The difficulty is compounded by the individuality of each patient and their needs. Some patients report feeling overwhelmed when their doctors dive into the science behind the disease; others wanted more detailed information than they were given. Many wished for more time with their provider to ask questions immediately after being told — others wanted to be left alone to compose themselves and return with their questions later.

“The number one things physicians need to be doing is asking better questions,” said Mollie Canzona, a professor of communications at Wake Forest University who specializes in patient/provider communication. “A lot of patient suffering is done in silence, and a good practitioner can do a lot to ease that just by asking the right questions.”

There is no set script for a diagnosis. Different clinics set different guidelines for what should be communicated to patients, and the wide range of experiences that patients report tells us that doctors approach diagnosis in many different ways.

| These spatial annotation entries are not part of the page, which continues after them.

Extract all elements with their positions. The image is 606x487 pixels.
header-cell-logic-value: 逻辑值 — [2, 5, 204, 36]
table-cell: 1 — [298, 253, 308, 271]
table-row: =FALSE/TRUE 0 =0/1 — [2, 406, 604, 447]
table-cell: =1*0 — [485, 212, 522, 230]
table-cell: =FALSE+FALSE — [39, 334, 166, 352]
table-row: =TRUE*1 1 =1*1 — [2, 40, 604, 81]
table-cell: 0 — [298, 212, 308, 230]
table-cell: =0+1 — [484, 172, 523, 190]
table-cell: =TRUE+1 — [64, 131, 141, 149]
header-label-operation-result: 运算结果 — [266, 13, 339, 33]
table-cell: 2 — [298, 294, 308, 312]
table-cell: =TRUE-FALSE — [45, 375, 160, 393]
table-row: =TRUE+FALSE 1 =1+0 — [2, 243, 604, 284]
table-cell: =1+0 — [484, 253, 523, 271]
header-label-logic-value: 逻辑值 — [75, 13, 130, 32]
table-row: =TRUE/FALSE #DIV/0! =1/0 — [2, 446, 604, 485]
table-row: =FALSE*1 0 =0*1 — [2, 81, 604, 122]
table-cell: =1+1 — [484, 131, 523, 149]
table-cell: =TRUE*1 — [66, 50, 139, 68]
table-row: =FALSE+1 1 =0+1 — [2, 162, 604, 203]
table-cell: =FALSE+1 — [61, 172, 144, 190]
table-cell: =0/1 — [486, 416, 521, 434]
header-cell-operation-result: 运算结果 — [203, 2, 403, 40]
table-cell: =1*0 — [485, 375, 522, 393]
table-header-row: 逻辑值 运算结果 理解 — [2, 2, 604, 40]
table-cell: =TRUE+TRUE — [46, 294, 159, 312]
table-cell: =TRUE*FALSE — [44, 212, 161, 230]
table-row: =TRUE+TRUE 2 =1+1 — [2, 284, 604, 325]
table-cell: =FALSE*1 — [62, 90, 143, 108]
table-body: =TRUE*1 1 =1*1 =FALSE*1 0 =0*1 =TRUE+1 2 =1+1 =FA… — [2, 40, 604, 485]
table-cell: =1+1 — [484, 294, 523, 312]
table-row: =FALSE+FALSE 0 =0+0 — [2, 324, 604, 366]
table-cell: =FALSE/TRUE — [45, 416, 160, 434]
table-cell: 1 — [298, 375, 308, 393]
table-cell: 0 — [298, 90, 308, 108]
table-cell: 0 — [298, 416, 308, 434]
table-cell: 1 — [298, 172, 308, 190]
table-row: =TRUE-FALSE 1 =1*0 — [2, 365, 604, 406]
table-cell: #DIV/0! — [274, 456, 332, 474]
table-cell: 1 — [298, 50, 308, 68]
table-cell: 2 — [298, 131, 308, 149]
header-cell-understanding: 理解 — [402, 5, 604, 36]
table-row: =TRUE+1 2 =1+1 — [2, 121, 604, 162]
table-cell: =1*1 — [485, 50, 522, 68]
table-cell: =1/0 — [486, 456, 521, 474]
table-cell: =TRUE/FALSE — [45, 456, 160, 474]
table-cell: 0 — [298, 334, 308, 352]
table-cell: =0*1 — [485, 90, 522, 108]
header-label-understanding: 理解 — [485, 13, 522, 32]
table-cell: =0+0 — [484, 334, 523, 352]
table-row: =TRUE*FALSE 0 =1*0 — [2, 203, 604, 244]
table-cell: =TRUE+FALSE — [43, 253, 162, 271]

“Asking ‘What kind of information would you like to hear from me today?’ might be the very best question a doctor could ask,” says Canzona. “And follow it up with ‘We don’t have to get through everything right now. I can provide you with what you want today, and we can go from there.’”

Parkinson’s disease, like all neurodegenerative diseases, varies with each individual. Each person’s symptoms might look slightly different, and they will progress at different rates. That poses problems for a medical industry entrenched in its transactional relationship between patient and provider. As America continues to age, the number of diagnoses will rise, and the need for more practitioners and more time with patients continues to increase. For now, studies like the survey by Schrag paint a picture of the current state of diagnoses. And they paint an image riddled with cracks. Chasms large enough for thousands of patients to fall through.